In a recent InformationWeek blog, “Big Data A Big Backup Challenge”, George Crump aptly pointed out the problems of backing up big data and outlined some best practices that should be applied to address them, including:
- Identifying which data can be re-derived and therefore doesn’t need to be backed up
- Eliminating redundancy, file de-duplication, and applying data compression
- Using storage tiering and the combination of online disk and tapes to reduce storage cost and optimize performance
In addition to those best practices, complementing your backup strategies with archiving will also reduce the size of data that needs to be backed up and the associated storage costs. Archiving allows you to move inactive data to a lower cost infrastructure, supporting the storage tiering strategy above. By moving inactive data out of your production system, the amount of data that needs to be backed up on a more frequent basis is reduced, thus reducing storage requirements. The inactive data that has been moved out of production systems can follow a much less frequent backup program, since this data is no longer being modified.
Archiving solutions will also support the de-duplication and compression strategy above. Many archiving technologies have advanced file de-duplication and compression techniques. Specifically, a database archiving solution supports moving and converting the inactive data from production databases to an optimized file archive that is highly compressed, and can be as high as up to 98% compression. So backing up the archive to support disaster recovery will require much less storage space – a 100 Terabytes of data may only need 2 – 5 Terabytes of archive and backup space each. This is critical in the age of big data.
In addition, archiving solutions allow you to keep the data online, maintaining easy access to the data without the need to locate it on tape and restoring it. Backups, on the other hand can be used for disaster recovery of both production and archived data. By ensuring online access to data, archiving solutions support compliance and eDiscovery by reducing the time it takes to find and produce data for reviews. With more data to cull through, it’s important that you can find all relevant data in a timely manner to reduce the potential fines due to delayed responses. There are many cases in the press, especially in the financial industry, where the inability to produce all relevant data in a timely manner costs companies hundreds of millions of dollars in fines.

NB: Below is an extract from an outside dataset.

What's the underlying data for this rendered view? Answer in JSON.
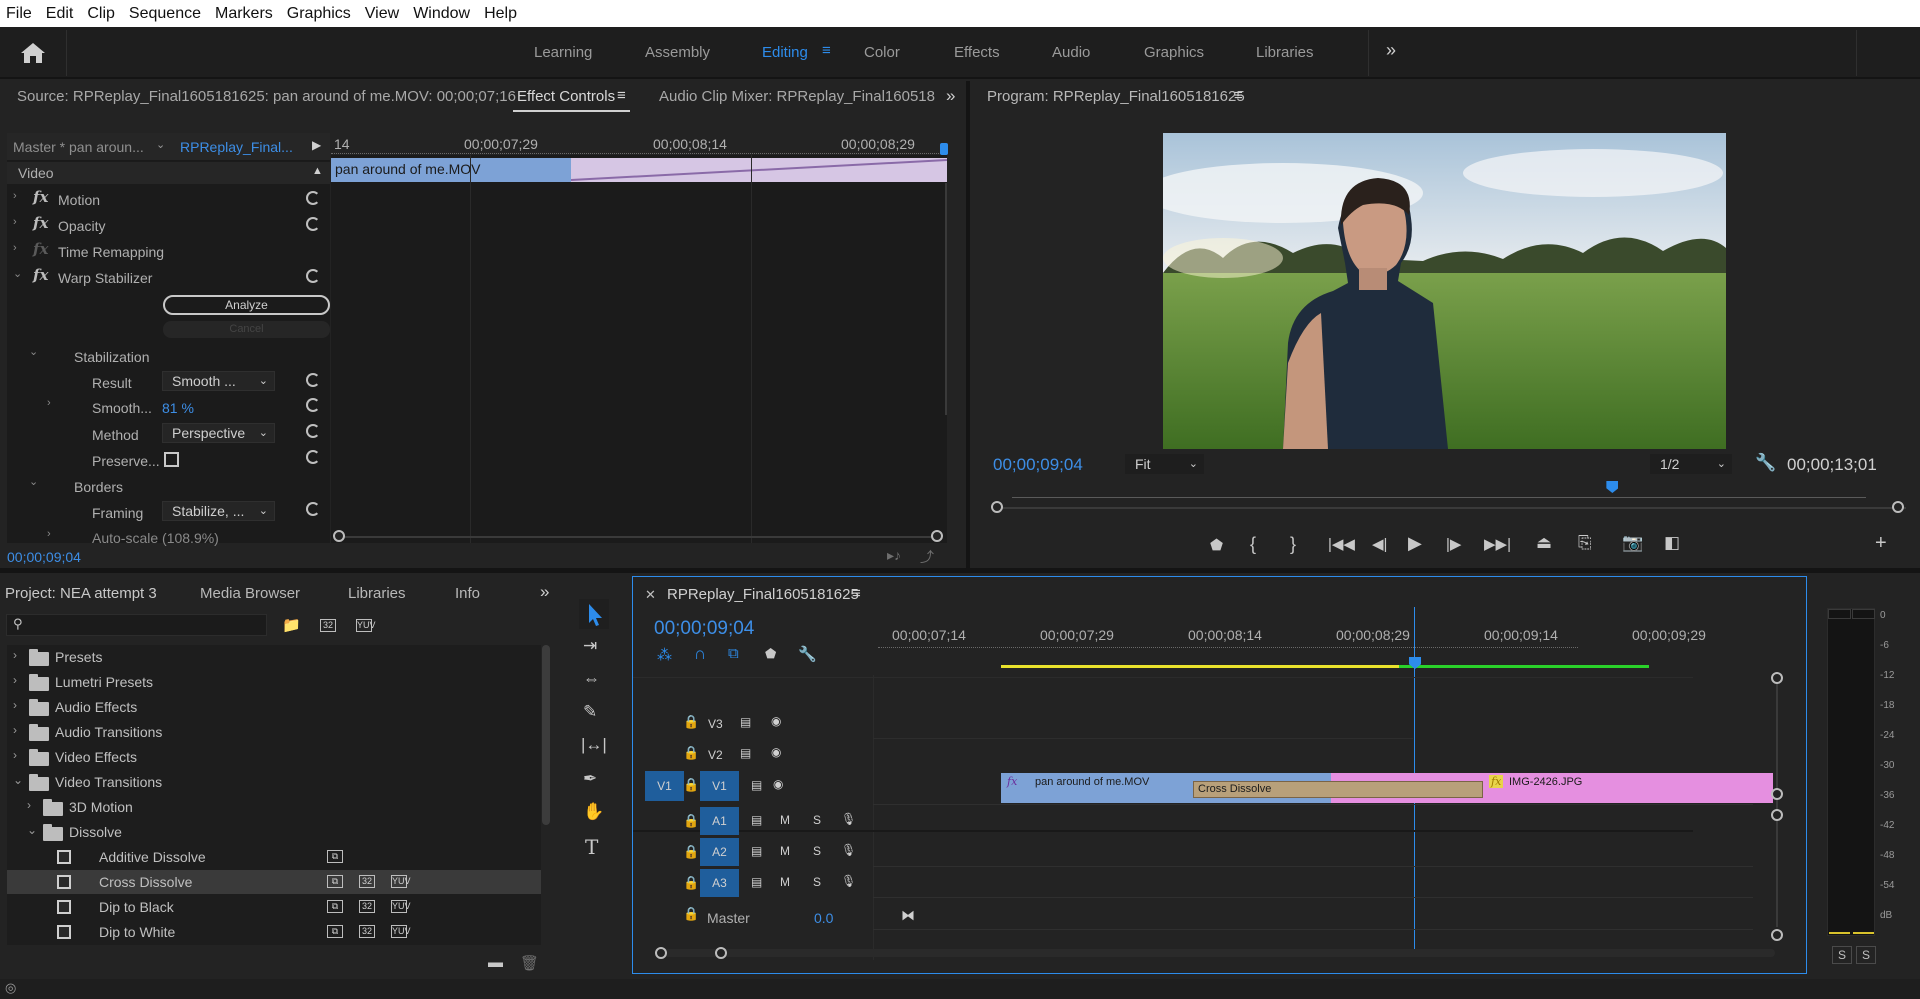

A database archiving solution may also offer retention management capabilities, allowing customers to enforce retention and disposal policies, ensuring that data is held long enough but not too long that it becomes a legal risk.
Implementing archiving strategies for big data is not only critical to address the big data backup challenge, by reducing backup windows and reducing overall storage costs, but they have the added benefit of supporting regulatory compliance and reducing the risk of fines during eDiscovery and audits.